A noisy version of the SQuAD dataset

noisy-squad

A noisy version of the SQuAD dataset

Distributed under the CC BY-SA 4.0 license

This dataset was built by adding noise to the SQuAD 1.1 dataset ("SQuAD: 100,000+ Questions for Machine Comprehension of Text" by Pranav Rajpurkar, Jian Zhang, Konstantin Lopyrev and Percy Liang)
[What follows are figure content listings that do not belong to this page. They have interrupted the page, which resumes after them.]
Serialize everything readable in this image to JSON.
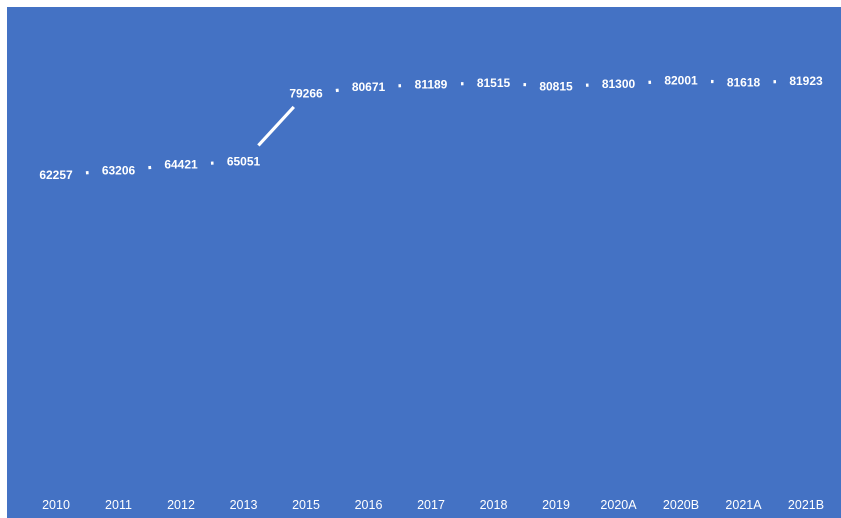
{
  "chart_data": {
    "type": "line",
    "title": "",
    "xlabel": "",
    "ylabel": "",
    "categories": [
      "2010",
      "2011",
      "2012",
      "2013",
      "2015",
      "2016",
      "2017",
      "2018",
      "2019",
      "2020A",
      "2020B",
      "2021A",
      "2021B"
    ],
    "series": [
      {
        "values": [
          62257,
          63206,
          64421,
          65051,
          79266,
          80671,
          81189,
          81515,
          80815,
          81300,
          82001,
          81618,
          81923
        ]
      }
    ],
    "data_labels": [
      "62257",
      "63206",
      "64421",
      "65051",
      "79266",
      "80671",
      "81189",
      "81515",
      "80815",
      "81300",
      "82001",
      "81618",
      "81923"
    ],
    "drop_lines": true,
    "grid": false,
    "legend": "none",
    "colors": {
      "background": "#4472c4",
      "line": "#ffffff",
      "text": "#ffffff"
    }
  }
}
The dataset contains 5 types of noise, inspired on previous work by Belinkov and Bisk (2018):

  • Natural Noise: Words are replaced by real typing errors of people. To automate this, a collection of word corrections performed by people in web platforms that keep track of edits history was used.
  • Swap Noise: For each word in the text, one random pair of consecutive characters is swapped (e.g. expression → exrpession).
  • Middle Random Noise: For each word in the text, all characters are shuffled, except for the first and last characters. (e.g. expression → esroxiespn).
  • Fully Random Noise: For each word in the text, all characters are shuffled (e.g. expression → rsnixpoees)
  • Keyboard Typo Noise: For each word in the text, one character is replaced by an adjacent character in traditional English keyboards (e.g. expression → exprwssion).